El pequeño Nicolás es un recordatorio de la esencia del neoliberalismo y también de que anda desbocado, agresivo y sin concesiones. Los nombres de ideologías, por queridas que sean, deben dosificarse en los discursos. Decir «izquierda» cada poco es una manera de esquivar el razonamiento. A veces es una forma de levantar trincheras que separan intereses más que actitudes. Y es también una forma de afirmar falsas alturas morales. Hay que utilizar la etiqueta ideológica lo justo. Y este es uno de los casos en que conviene. En estas elecciones, como en las generales recientes, hay partidos de derechas y de izquierdas y ahora sí conviene decirlo y tenerlo en cuenta. El estado del bienestar, la organización social en la que los servicios básicos son universales e igualitarios, no es un concepto necesariamente izquierdista. De hecho, caben estados de gran injusticia social y desigualdad racial o de género dentro del estado del bienestar. Pero el neoliberalismo y las derechas que lo representan están, decíamos, desbocadas. Las oligarquías lo quieren todo. Lo que queda de vocación del estado del bienestar y civilización está solo en la izquierda.
Hay además otro componente en la escena. La ultraderecha envilece el lenguaje, el estilo y la agenda política. No es un talento estratégico. Es muy fácil la grosería y muy fácil que la grosería haga grosero el escenario. Si voy a un debate, me bajo los pantalones y hago mis necesidades ante el público, ¿quién puede evitar que el debate en sí sea una grosería? Nadie puede evitar que en la vida pública silben como argumentos que las feministas son feas y que en la escuela pública se promueve la zoofilia y se empuja a la homosexualidad. Las derechas están dispuestas a ser el cordón umbilical por el que los ultras bombeen sus inmundicias en las leyes y en nuestra convivencia a través de los gobiernos que consigan. No cabe degradación más soez que la que muestran desde Andalucía. Se aplican con prioridad e inquina precisamente a la violencia sistémica más repulsiva que aún vivimos. Mueren asesinadas al año más mujeres por ser mujeres que crímenes cometía la extinta ETA en sus tiempos.
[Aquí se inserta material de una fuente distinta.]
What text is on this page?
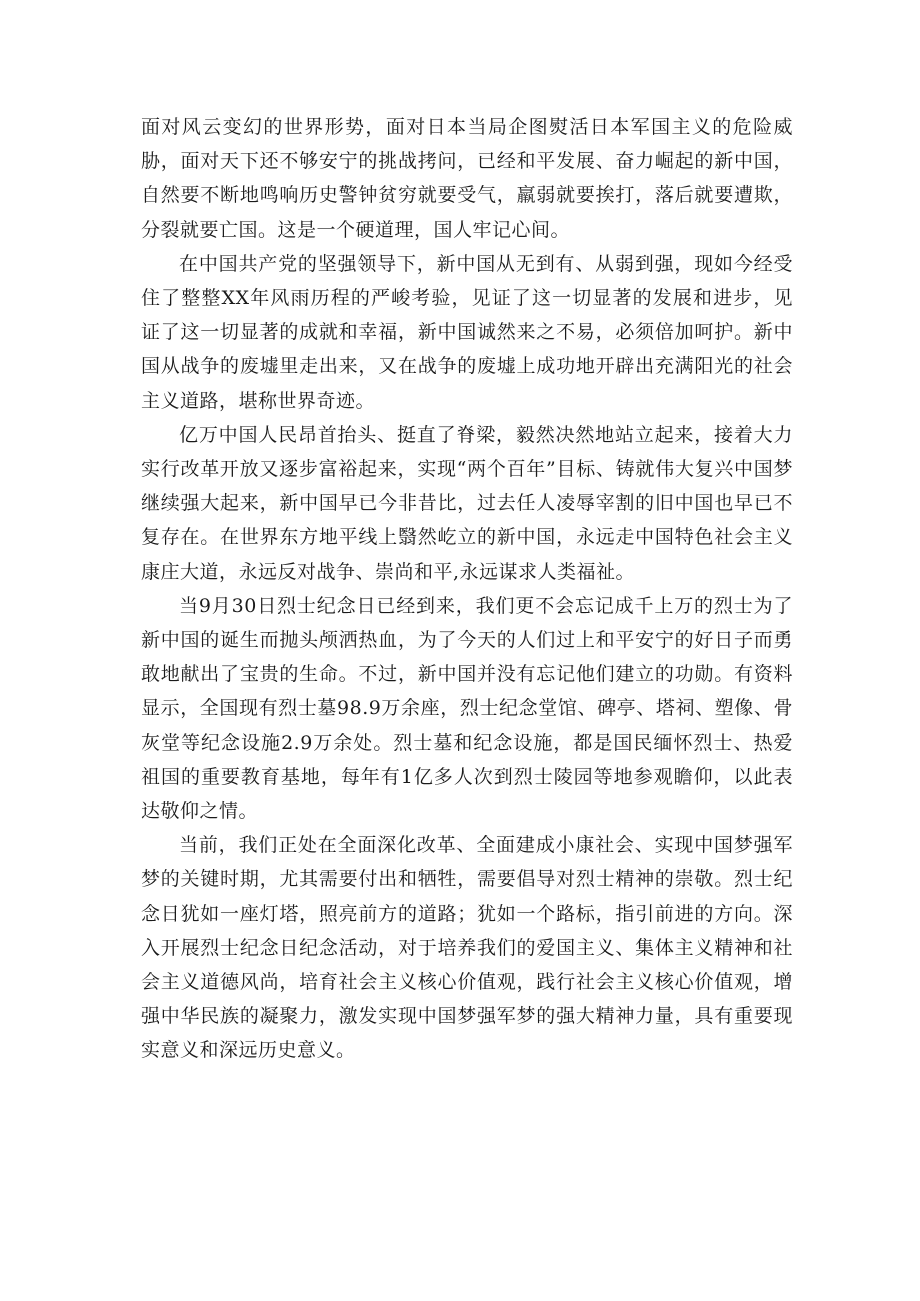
面对风云变幻的世界形势，面对日本当局企图熨活日本军国主义的危险威胁，面对天下还不够安宁的挑战拷问，已经和平发展、奋力崛起的新中国，自然要不断地鸣响历史警钟贫穷就要受气，羸弱就要挨打，落后就要遭欺，分裂就要亡国。这是一个硬道理，国人牢记心间。

在中国共产党的坚强领导下，新中国从无到有、从弱到强，现如今经受住了整整XX年风雨历程的严峻考验，见证了这一切显著的发展和进步，见证了这一切显著的成就和幸福，新中国诚然来之不易，必须倍加呵护。新中国从战争的废墟里走出来，又在战争的废墟上成功地开辟出充满阳光的社会主义道路，堪称世界奇迹。

亿万中国人民昂首抬头、挺直了脊梁，毅然决然地站立起来，接着大力实行改革开放又逐步富裕起来，实现“两个百年”目标、铸就伟大复兴中国梦继续强大起来，新中国早已今非昔比，过去任人凌辱宰割的旧中国也早已不复存在。在世界东方地平线上翳然屹立的新中国，永远走中国特色社会主义康庄大道，永远反对战争、崇尚和平,永远谋求人类福祉。

当9月30日烈士纪念日已经到来，我们更不会忘记成千上万的烈士为了新中国的诞生而抛头颅洒热血，为了今天的人们过上和平安宁的好日子而勇敢地献出了宝贵的生命。不过，新中国并没有忘记他们建立的功勋。有资料显示，全国现有烈士墓98.9万余座，烈士纪念堂馆、碑亭、塔祠、塑像、骨灰堂等纪念设施2.9万余处。烈士墓和纪念设施，都是国民缅怀烈士、热爱祖国的重要教育基地，每年有1亿多人次到烈士陵园等地参观瞻仰，以此表达敬仰之情。

当前，我们正处在全面深化改革、全面建成小康社会、实现中国梦强军梦的关键时期，尤其需要付出和牺牲，需要倡导对烈士精神的崇敬。烈士纪念日犹如一座灯塔，照亮前方的道路；犹如一个路标，指引前进的方向。深入开展烈士纪念日纪念活动，对于培养我们的爱国主义、集体主义精神和社会主义道德风尚，培育社会主义核心价值观，践行社会主义核心价值观，增强中华民族的凝聚力，激发实现中国梦强军梦的强大精神力量，具有重要现实意义和深远历史意义。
Precisamente quienes trabajan en el servicio del gobierno andaluz encargado de enfrentar este complejo tipo de violencia fueron presionados y finalmente serán despedidos por exigencia de Vox. Juan Marín, de C’s, ese partido que no negoció con Vox, es el ejecutor de esta reclamación fascista. El punto de mira está también en la enseñanza. La Iglesia, machista en todas sus entretelas, ya había abonado el terreno ultra llamando a la pura y simple igualdad entre hombres y mujeres «ideología de género». Ahora Vox recoge el fruto de esa invención para exigir una purga que limpie de «ideología» las aulas. Y las demás derechas (Foro incluida, que allí estuvieron en Colón) están dispuestas a acoplarse con esa ciénaga e insuflar su mefítica mercancía en nuestras administraciones.
Repitamos que este es uno de esos momentos en que sí tienen que entrar en los argumentos las palabras derecha e izquierda. Decía que solo los partidos de izquierda mantienen el norte civilizado del estado del bienestar, mientras las derechas se despeñan sin tapujos en la barbarie neoliberal. Ahora añadimos que solo los partidos de izquierda mantienen fuera del estado y sus administraciones a Vox, a su machismo grosero, a su amparo de la violencia de género, a su racismo y xenofobia y su sectarismo religioso y político. El antifascismo no es exclusivo ni definitorio de la izquierda. Pero en estos tiempos y aquí sí. La audacia y envalentonamiento con que acosan en Andalucía a los profesionales que se encargan de la lacra de la violencia machista los desnuda y fortalecen en vez de debilitar a sus oponentes. Su impudicia hace que el único voto antifascista sea el de izquierdas y eso es una fortaleza. Y con las aguas calmadas habrá que plantearse otra vez, pero con estas nuevas evidencias, por qué el estado sigue gastando, entre pagos y privilegios fiscales, más de once mil millones de euros en la Iglesia. Tanta provocación puede acabar debilitando a sus huestes.
Solo la izquierda en los gobiernos puede poner límites a la brutalidad neoliberal y mantener al salvajismo fascista fuera del poder. No es mucho, son solo mínimos. Los gobiernos de izquierda son una necesidad, puesto que de mínimos se trata. Y puesto que de mínimos se trata no es suficiente. Es algo que debe entender sobre todo Pedro Sánchez. Que la izquierda en el poder es necesaria, pero no es suficiente. Queremos más que mínimos.